También suelen aparecer, en las discusiones sobre conceptos en animales, requisitos relativos al carácter normativo del empleo de conceptos. Allen (1999), por ejemplo, parece pensar que quien aplica conceptos no sólo puede cometer errores en tal tarea, sino que, además, debe poder percatarse de ellos y corregirse. Luego, podemos atribuir justificadamente el dominio de un concepto F a una criatura cuando esta no sólo es capaz de (i) discriminar aquellas entidades que poseen la propiedad F de las que no la poseen, sino que, además, (ii) puede detectar algunos de los errores que comete en tales intentos de discriminación y (iii) como consecuencia de la detección de tales errores, aprende a discriminar mejor las entidades que son F de las que no lo son. Presuntamente, esta capacidad para detectar errores discriminatorios descansa en la posesión de una representación de F, que opera como un estándar que el animal puede comparar con lo que efectivamente percibe, a fin de determinar si está o no ante un F y corregir sus respuestas discriminatorias cuando sea necesario.  

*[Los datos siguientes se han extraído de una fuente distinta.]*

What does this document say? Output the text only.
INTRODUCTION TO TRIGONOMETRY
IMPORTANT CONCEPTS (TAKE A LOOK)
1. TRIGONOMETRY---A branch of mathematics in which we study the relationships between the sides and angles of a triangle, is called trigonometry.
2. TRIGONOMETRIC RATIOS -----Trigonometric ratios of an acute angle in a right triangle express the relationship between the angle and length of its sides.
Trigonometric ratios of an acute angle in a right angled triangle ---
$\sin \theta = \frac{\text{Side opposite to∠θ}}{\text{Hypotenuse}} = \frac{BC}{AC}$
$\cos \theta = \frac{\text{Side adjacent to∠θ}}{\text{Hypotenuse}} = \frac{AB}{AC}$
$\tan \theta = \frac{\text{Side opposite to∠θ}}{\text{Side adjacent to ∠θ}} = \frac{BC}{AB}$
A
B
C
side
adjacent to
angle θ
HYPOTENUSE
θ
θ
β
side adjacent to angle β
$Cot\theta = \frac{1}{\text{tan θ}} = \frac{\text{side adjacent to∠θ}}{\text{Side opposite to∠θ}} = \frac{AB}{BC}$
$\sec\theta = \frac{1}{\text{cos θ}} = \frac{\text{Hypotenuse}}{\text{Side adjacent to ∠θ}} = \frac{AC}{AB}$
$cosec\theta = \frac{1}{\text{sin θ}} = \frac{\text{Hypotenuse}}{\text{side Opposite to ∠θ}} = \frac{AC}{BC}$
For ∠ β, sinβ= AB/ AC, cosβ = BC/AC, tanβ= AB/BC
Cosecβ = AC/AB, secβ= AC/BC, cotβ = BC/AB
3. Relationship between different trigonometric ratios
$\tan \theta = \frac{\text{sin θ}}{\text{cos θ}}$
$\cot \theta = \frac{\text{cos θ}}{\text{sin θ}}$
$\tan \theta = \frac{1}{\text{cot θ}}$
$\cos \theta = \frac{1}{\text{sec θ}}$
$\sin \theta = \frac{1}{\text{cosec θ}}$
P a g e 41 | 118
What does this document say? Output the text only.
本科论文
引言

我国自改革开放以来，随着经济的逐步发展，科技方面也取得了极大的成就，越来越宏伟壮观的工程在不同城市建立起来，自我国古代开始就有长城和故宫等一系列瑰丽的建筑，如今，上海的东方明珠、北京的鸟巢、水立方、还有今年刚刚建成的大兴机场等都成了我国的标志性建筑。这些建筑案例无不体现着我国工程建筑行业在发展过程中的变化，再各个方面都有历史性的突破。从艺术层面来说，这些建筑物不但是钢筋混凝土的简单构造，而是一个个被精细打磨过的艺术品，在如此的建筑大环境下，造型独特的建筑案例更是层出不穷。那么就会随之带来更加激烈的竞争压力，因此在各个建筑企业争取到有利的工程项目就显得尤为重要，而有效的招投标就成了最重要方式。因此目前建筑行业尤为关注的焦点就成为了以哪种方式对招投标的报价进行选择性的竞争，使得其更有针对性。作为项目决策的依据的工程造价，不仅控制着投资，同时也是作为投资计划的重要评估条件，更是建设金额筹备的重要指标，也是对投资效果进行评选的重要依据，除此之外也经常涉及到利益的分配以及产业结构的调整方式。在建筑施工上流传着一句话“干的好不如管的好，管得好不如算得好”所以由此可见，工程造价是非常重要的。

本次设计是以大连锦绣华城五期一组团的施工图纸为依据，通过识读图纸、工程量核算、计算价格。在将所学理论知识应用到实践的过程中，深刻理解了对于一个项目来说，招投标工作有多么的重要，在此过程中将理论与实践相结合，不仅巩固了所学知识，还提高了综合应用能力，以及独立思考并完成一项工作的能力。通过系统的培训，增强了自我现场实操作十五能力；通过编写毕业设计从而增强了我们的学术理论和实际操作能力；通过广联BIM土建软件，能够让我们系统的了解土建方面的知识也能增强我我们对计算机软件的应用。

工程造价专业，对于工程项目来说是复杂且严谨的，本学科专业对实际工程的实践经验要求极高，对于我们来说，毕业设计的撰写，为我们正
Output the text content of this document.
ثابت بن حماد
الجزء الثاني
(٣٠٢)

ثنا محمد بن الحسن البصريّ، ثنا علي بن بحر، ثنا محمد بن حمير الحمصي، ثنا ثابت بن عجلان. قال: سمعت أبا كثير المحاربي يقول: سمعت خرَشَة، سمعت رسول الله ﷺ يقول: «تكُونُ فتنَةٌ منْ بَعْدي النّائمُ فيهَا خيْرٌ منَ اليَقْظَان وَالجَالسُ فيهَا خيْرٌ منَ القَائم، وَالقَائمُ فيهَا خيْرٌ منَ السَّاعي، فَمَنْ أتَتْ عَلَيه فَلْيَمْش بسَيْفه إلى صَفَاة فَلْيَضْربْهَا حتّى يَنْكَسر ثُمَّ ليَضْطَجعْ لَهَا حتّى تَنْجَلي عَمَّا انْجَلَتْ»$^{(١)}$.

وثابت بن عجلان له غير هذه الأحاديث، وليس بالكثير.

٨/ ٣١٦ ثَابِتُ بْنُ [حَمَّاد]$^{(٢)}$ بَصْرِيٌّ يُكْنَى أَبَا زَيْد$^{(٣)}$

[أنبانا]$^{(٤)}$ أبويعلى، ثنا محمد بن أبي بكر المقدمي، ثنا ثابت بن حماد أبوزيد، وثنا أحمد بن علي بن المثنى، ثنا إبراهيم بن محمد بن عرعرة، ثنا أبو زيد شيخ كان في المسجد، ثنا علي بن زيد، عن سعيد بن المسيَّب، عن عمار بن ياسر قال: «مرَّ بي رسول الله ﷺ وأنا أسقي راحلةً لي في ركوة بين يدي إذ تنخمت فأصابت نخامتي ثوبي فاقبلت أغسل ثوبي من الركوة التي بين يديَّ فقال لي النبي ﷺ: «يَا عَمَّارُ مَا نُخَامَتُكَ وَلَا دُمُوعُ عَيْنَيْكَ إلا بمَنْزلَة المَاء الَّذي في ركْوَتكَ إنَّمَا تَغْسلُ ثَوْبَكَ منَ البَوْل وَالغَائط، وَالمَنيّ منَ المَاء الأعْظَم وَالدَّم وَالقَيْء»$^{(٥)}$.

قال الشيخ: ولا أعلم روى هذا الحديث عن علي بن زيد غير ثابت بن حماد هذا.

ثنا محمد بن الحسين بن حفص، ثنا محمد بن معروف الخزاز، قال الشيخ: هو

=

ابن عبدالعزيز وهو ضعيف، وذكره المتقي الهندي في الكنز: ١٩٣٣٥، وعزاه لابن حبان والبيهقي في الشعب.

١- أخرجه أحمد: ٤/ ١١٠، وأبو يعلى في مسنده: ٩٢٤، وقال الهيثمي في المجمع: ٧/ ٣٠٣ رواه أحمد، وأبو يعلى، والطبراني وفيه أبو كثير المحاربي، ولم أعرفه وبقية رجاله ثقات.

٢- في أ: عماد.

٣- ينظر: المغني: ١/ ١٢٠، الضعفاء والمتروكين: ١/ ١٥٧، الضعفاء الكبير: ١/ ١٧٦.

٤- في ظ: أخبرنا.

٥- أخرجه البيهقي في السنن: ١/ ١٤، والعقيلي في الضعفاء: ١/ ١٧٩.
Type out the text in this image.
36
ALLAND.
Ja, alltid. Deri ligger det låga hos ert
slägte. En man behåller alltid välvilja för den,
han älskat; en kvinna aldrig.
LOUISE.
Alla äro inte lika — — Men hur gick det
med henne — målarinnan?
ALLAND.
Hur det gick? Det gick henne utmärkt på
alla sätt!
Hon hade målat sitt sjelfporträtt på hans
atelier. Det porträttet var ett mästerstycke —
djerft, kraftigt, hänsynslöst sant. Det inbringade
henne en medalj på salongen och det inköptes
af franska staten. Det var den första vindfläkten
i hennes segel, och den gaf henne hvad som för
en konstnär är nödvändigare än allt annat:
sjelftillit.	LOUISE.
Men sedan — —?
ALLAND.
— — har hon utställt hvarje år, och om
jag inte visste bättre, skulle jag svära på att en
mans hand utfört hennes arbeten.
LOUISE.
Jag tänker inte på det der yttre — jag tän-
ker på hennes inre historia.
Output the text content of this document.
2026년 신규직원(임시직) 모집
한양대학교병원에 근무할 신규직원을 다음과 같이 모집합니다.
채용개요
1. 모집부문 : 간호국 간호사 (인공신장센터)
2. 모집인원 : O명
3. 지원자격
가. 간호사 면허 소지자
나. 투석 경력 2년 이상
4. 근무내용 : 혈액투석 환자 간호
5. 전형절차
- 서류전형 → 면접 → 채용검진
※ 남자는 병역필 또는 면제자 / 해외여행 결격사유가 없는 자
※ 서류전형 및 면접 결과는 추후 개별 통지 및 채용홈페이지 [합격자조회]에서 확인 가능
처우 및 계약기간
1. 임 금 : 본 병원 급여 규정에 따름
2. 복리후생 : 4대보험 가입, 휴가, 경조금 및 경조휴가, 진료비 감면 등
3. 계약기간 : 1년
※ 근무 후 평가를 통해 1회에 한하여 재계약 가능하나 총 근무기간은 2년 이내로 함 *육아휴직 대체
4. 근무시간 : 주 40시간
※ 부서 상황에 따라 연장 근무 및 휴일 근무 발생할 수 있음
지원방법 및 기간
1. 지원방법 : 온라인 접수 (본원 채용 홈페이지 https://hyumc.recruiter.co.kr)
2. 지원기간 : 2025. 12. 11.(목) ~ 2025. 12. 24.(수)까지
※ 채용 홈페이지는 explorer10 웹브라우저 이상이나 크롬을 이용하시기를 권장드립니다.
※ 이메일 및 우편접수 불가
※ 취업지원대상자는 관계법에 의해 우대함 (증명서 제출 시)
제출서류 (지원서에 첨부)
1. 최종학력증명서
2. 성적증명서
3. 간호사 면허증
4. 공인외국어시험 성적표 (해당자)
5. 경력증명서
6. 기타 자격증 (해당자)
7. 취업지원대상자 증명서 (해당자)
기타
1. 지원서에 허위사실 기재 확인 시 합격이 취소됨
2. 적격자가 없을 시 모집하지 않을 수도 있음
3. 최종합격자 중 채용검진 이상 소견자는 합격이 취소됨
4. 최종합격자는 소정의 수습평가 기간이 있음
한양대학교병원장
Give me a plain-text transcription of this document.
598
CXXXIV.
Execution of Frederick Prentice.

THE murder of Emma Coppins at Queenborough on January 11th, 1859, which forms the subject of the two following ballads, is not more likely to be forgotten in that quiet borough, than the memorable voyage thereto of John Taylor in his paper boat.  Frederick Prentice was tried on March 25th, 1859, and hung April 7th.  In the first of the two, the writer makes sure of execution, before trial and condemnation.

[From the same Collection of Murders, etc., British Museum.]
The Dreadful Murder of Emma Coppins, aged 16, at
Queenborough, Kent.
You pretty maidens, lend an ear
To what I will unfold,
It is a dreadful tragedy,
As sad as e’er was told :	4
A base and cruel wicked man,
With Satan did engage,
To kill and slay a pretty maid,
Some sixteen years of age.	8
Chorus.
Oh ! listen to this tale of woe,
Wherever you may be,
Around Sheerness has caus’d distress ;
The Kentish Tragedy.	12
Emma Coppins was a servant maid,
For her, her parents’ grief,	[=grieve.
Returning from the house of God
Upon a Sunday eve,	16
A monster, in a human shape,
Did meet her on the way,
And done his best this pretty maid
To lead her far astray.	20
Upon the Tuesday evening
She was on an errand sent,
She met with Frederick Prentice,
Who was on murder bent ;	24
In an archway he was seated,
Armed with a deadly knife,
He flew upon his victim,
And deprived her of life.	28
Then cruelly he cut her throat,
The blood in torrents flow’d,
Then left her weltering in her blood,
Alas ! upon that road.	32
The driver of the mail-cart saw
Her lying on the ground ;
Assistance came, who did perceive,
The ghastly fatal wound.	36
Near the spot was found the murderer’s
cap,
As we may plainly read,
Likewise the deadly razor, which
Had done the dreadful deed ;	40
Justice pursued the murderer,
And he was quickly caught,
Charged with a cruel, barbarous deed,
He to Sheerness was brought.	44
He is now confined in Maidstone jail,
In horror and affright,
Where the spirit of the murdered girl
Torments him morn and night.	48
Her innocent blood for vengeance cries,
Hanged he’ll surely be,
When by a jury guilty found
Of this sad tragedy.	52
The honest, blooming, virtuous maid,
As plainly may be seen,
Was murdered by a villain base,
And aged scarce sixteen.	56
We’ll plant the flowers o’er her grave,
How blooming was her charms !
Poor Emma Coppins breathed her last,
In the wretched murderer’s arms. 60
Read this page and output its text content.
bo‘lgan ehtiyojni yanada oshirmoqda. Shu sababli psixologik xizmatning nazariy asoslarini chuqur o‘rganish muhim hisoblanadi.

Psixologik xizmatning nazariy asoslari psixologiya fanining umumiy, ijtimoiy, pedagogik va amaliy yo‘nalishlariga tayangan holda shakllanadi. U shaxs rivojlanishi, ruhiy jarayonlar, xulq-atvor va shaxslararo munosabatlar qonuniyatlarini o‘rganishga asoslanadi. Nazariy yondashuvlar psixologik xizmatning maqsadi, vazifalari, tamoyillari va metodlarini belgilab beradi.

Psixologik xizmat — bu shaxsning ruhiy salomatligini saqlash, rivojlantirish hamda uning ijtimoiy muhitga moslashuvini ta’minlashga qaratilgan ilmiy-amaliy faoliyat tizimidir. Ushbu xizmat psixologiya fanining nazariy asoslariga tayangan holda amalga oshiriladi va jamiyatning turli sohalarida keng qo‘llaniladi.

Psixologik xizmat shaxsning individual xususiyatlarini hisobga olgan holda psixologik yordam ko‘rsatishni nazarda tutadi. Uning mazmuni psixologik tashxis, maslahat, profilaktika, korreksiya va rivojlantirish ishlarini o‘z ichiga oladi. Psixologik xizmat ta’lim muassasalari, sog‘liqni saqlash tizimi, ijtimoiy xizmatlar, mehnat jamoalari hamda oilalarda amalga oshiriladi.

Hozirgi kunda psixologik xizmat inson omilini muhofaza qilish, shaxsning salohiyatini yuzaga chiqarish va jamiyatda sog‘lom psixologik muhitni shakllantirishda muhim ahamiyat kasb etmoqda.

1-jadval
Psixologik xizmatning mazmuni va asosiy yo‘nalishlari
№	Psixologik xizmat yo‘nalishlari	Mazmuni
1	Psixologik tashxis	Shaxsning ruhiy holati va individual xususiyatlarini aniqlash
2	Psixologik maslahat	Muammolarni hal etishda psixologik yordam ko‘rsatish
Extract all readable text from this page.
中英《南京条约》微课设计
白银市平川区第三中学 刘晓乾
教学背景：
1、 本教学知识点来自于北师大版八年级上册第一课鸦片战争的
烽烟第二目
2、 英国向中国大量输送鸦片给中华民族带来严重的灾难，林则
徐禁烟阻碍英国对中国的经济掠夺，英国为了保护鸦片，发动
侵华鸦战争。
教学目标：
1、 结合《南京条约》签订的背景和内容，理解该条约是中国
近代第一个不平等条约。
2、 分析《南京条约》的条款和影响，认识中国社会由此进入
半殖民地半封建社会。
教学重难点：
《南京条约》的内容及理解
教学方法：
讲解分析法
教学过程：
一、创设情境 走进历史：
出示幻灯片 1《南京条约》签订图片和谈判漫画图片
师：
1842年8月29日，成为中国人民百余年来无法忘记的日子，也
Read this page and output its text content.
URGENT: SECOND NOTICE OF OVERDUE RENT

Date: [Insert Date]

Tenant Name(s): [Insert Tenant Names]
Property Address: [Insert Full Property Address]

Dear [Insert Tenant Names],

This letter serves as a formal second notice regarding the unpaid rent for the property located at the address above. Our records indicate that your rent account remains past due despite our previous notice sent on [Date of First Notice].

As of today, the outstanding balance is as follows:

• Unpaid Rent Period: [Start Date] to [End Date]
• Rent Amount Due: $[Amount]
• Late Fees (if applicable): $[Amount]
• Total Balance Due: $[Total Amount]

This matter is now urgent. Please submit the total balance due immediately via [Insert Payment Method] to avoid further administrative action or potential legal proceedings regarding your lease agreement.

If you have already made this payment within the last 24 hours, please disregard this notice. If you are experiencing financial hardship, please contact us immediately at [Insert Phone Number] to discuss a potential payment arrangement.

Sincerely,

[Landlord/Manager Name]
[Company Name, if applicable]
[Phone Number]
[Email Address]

            Glock es otro filósofo que subraya la dimensión normativa del empleo de conceptos. Conceptualizar algo como F, nos dice, es una tarea que una criatura lleva a cabo intencional y deliberadamente, apoyándose en ciertos estándares y pudiendo equivocarse cuando no logra ajustarse a ellos. La clasificación es deliberada porque quien subsume un particular x bajo un concepto general F debe decidir entre distintas opciones: clasificar al particular x como F o abstenerse de hacerlo, clasificar a x como F antes que como G, H, I, etc. Finalmente, la clasificación se ve guiada por estándares normativos en la medida en que, para decidir entre las opciones antes mencionadas, la criatura ha de tomar en consideración la presencia (o ausencia) de un conjunto de rasgos distintivos del ser F. Ahora bien, esto no implica que quien aplica conceptos deba poder pensar en estos estándares como tales. Esto es, no necesita reflexionar explícitamente sobre cuáles son las reglas que guían su conducta clasificatoria. Sólo debe ser capaz de ponerlas en uso para discernir cómo son las cosas: esto es, discernir que x es F antes que G o H, etc. (Glock, 2018, 2010).

            Otros requisitos propuestos en la literatura atañen al rol que suele otorgarse a los conceptos como unidades representacionales mínimas que componen los contenidos proposicionales. En sus formas paradigmáticas, estos contenidos proposicionales representan un objeto particular teniendo una propiedad y se encuentran compuestos por dos tipos de conceptos: el del objeto particular y el de la propiedad general. Apoyándose en estas ideas, Newen y Bartels (2007) señalan que, quien posee conceptos y forma con ellos contenidos proposicionales, ha de poder atribuir la misma propiedad a distintos objetos y representar distintas propiedades en un mismo objeto. Todo lo cual supone, a su vez, que las criaturas conceptuales han de poder recombinar al menos algunos conceptos de propiedades y algunos conceptos de objetos para formar nuevos pensamientos.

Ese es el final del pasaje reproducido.